そして夏姫たちも少なからず動揺するも、一正だけは他とは違うことを考えていた。
(樟はこんな中で生きていたんだな。)
一正は樟が今までどんな風に生きて来たかを感じられ、一人で悩んでいた。
どれほどの暴行を受けていたのか、どれだけ助けを求めていたのか、どれだけ痛い思いをしてきたのか、どれだけ苦しかったか、どんなにひどい目にあっても誰にも気にしてもらえず、なかったことにされてしまうこと。
樟が歩んできた道のりがどれだけ残酷で厳しい思いをしながら歩んできたのか、そしてどれだけ自分が無力なのかを樟の死によって痛いほど感じられた一正は吉村の言葉も入ってこなかった。
そして、自分がこんな扱いを受けると思うも、気が狂いそうで仕方がなかった。
「てめぇ!暴行しておいて、よくそんなことがぬけぬけと言えるな!!」
そんなことを考えていると吉村の言い様に切れた蒼真が殴り掛かろうとしている所だった。
「蒼真、待ちなさい!!ああもう、これだから脳筋は!」
「ひっ!そ、蒼真君、落ち着いて。
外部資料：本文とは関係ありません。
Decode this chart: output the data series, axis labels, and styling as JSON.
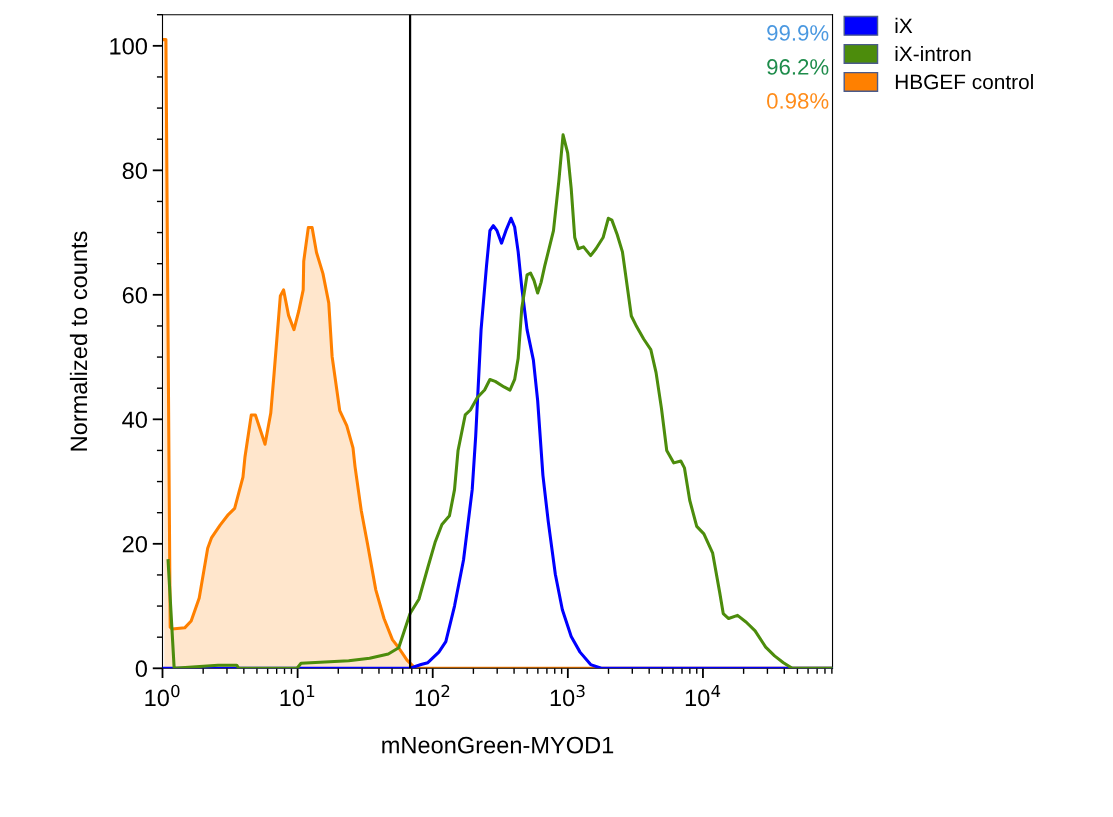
{
  "chart_data": {
    "type": "line",
    "xlabel": "mNeonGreen-MYOD1",
    "ylabel": "Normalized to counts",
    "log": "x",
    "xlim": [
      1,
      91000
    ],
    "xticks": [
      {
        "value": 1,
        "label": "10$^{0}$"
      },
      {
        "value": 10,
        "label": "10$^{1}$"
      },
      {
        "value": 100,
        "label": "10$^{2}$"
      },
      {
        "value": 1000,
        "label": "10$^{3}$"
      },
      {
        "value": 10000,
        "label": "10$^{4}$"
      }
    ],
    "ylim": [
      0,
      105
    ],
    "yticks": [
      0,
      20,
      40,
      60,
      80,
      100
    ],
    "grid": false,
    "legend": "top right",
    "marker": "none",
    "line_style": "solid",
    "ref_lines": [
      {
        "axis": "x",
        "value": 68,
        "color": "#000000",
        "line_style": "solid"
      }
    ],
    "annotations": [
      "99.9%",
      "96.2%",
      "0.98%"
    ],
    "series": [
      {
        "name": "iX",
        "color": "#0000ff",
        "x": [
          1,
          68,
          82,
          92,
          111,
          125,
          145,
          169,
          196,
          208,
          228,
          250,
          265,
          281,
          299,
          323,
          348,
          380,
          404,
          429,
          456,
          499,
          556,
          598,
          654,
          716,
          808,
          911,
          1059,
          1231,
          1475,
          1768,
          3642,
          91000
        ],
        "values": [
          0,
          0,
          0.6,
          0.9,
          2.6,
          4.3,
          10.0,
          17.4,
          28.7,
          37.3,
          54.4,
          64.6,
          70.3,
          71.1,
          70.3,
          68.3,
          70.3,
          72.3,
          70.9,
          66.9,
          61.2,
          54.4,
          49.5,
          43.0,
          31.0,
          23.6,
          15.1,
          9.4,
          5.1,
          2.6,
          0.6,
          0,
          0,
          0
        ]
      },
      {
        "name": "iX-intron",
        "color": "#4c8c0c",
        "x": [
          1.1,
          1.22,
          2.58,
          3.54,
          3.67,
          9.9,
          10.6,
          23.9,
          34.1,
          46.9,
          56,
          68,
          79,
          92,
          104,
          117,
          133,
          145,
          154,
          174,
          190,
          214,
          242,
          265,
          290,
          337,
          373,
          404,
          429,
          456,
          499,
          530,
          562,
          598,
          634,
          674,
          716,
          783,
          858,
          922,
          997,
          1059,
          1125,
          1195,
          1307,
          1475,
          1615,
          1824,
          1995,
          2118,
          2318,
          2536,
          2951,
          3229,
          3642,
          4113,
          4498,
          4928,
          5395,
          6085,
          6860,
          7293,
          7982,
          8995,
          10160,
          11800,
          13300,
          14130,
          15490,
          18030,
          20940,
          24330,
          29130,
          33890,
          39410,
          45800,
          91000
        ],
        "values": [
          17.3,
          0,
          0.5,
          0.5,
          0,
          0,
          0.8,
          1.2,
          1.6,
          2.3,
          3.3,
          8.8,
          11.1,
          16.2,
          20.2,
          23.1,
          24.5,
          28.7,
          35.0,
          40.7,
          41.5,
          43.5,
          44.7,
          46.4,
          46.1,
          45.2,
          44.7,
          46.4,
          49.8,
          57.8,
          63.2,
          63.5,
          62.3,
          60.3,
          62.0,
          64.6,
          66.9,
          70.3,
          78.3,
          85.7,
          82.8,
          77.1,
          69.2,
          67.4,
          67.7,
          66.3,
          67.4,
          69.2,
          72.3,
          72.0,
          69.7,
          66.9,
          56.6,
          54.9,
          52.9,
          51.2,
          47.5,
          41.8,
          35.0,
          33.0,
          33.3,
          32.2,
          27.0,
          22.8,
          21.6,
          18.5,
          12.2,
          8.8,
          8.0,
          8.5,
          7.4,
          6.0,
          3.4,
          2.0,
          0.9,
          0,
          0
        ]
      },
      {
        "name": "HBGEF control",
        "color": "#ff8000",
        "type": "area",
        "x": [
          1.03,
          1.06,
          1.14,
          1.18,
          1.46,
          1.63,
          1.87,
          2.16,
          2.31,
          2.67,
          3.07,
          3.42,
          3.94,
          4.08,
          4.54,
          4.87,
          5.74,
          6.33,
          6.7,
          7.45,
          7.87,
          8.57,
          9.4,
          10.2,
          11.0,
          11.1,
          12.0,
          12.8,
          13.8,
          15.4,
          17.0,
          18.0,
          20.5,
          23.1,
          25.7,
          26.6,
          29.6,
          32.9,
          37.9,
          43.6,
          50.3,
          56.0,
          64.5,
          74.3,
          91000
        ],
        "values": [
          101,
          101,
          6.6,
          6.3,
          6.5,
          7.6,
          11.3,
          19.3,
          21.0,
          23.0,
          24.7,
          25.7,
          30.7,
          34.0,
          40.7,
          40.7,
          36.0,
          41.0,
          47.4,
          59.8,
          60.8,
          56.7,
          54.4,
          57.4,
          60.8,
          65.4,
          70.8,
          70.8,
          66.8,
          63.4,
          58.7,
          50.1,
          41.4,
          39.0,
          35.4,
          32.4,
          25.3,
          20.0,
          12.6,
          8.0,
          4.6,
          3.3,
          1.3,
          0,
          0
        ]
      }
    ]
  }
}
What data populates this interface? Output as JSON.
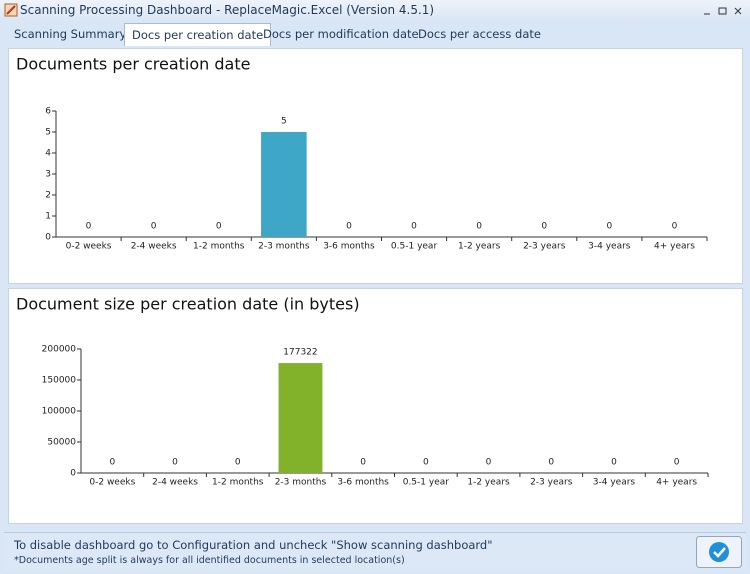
{
  "window": {
    "title": "Scanning Processing Dashboard - ReplaceMagic.Excel (Version 4.5.1)"
  },
  "tabs": [
    "Scanning Summary",
    "Docs per creation date",
    "Docs per modification date",
    "Docs per access date"
  ],
  "chart_data": [
    {
      "type": "bar",
      "title": "Documents per creation date",
      "categories": [
        "0-2 weeks",
        "2-4 weeks",
        "1-2 months",
        "2-3 months",
        "3-6 months",
        "0.5-1 year",
        "1-2 years",
        "2-3 years",
        "3-4 years",
        "4+ years"
      ],
      "values": [
        0,
        0,
        0,
        5,
        0,
        0,
        0,
        0,
        0,
        0
      ],
      "color": "#3ea6c6",
      "ylim": [
        0,
        6
      ],
      "yticks": [
        0,
        1,
        2,
        3,
        4,
        5,
        6
      ]
    },
    {
      "type": "bar",
      "title": "Document size per creation date (in bytes)",
      "categories": [
        "0-2 weeks",
        "2-4 weeks",
        "1-2 months",
        "2-3 months",
        "3-6 months",
        "0.5-1 year",
        "1-2 years",
        "2-3 years",
        "3-4 years",
        "4+ years"
      ],
      "values": [
        0,
        0,
        0,
        177322,
        0,
        0,
        0,
        0,
        0,
        0
      ],
      "color": "#82b22a",
      "ylim": [
        0,
        200000
      ],
      "yticks": [
        0,
        50000,
        100000,
        150000,
        200000
      ]
    }
  ],
  "footer": {
    "message": "To disable dashboard go to Configuration and uncheck \"Show scanning dashboard\"",
    "note": "*Documents age split is always for all identified documents in selected location(s)"
  }
}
」
いきなり切れた蒼真を止めようと夏姫が取り押さえようと前に出ようとする傍らで怯えながらも落ち着かせようとする時雨。
しかし、三人の行動はすべて無駄となる。何故なら、
「待つんだ三人とも!足元を見るん・・・。」
突如として教室に魔方陣のようなものが出現し、輝きだしたからだ。
それにいち早く気付いた一正は教室の全員を非難させようとするも一歩遅く、魔方陣の光が教室を包み込んでしまったからだ。
突如として輝きだした教室の光が収まると、そこには誰もいなかった。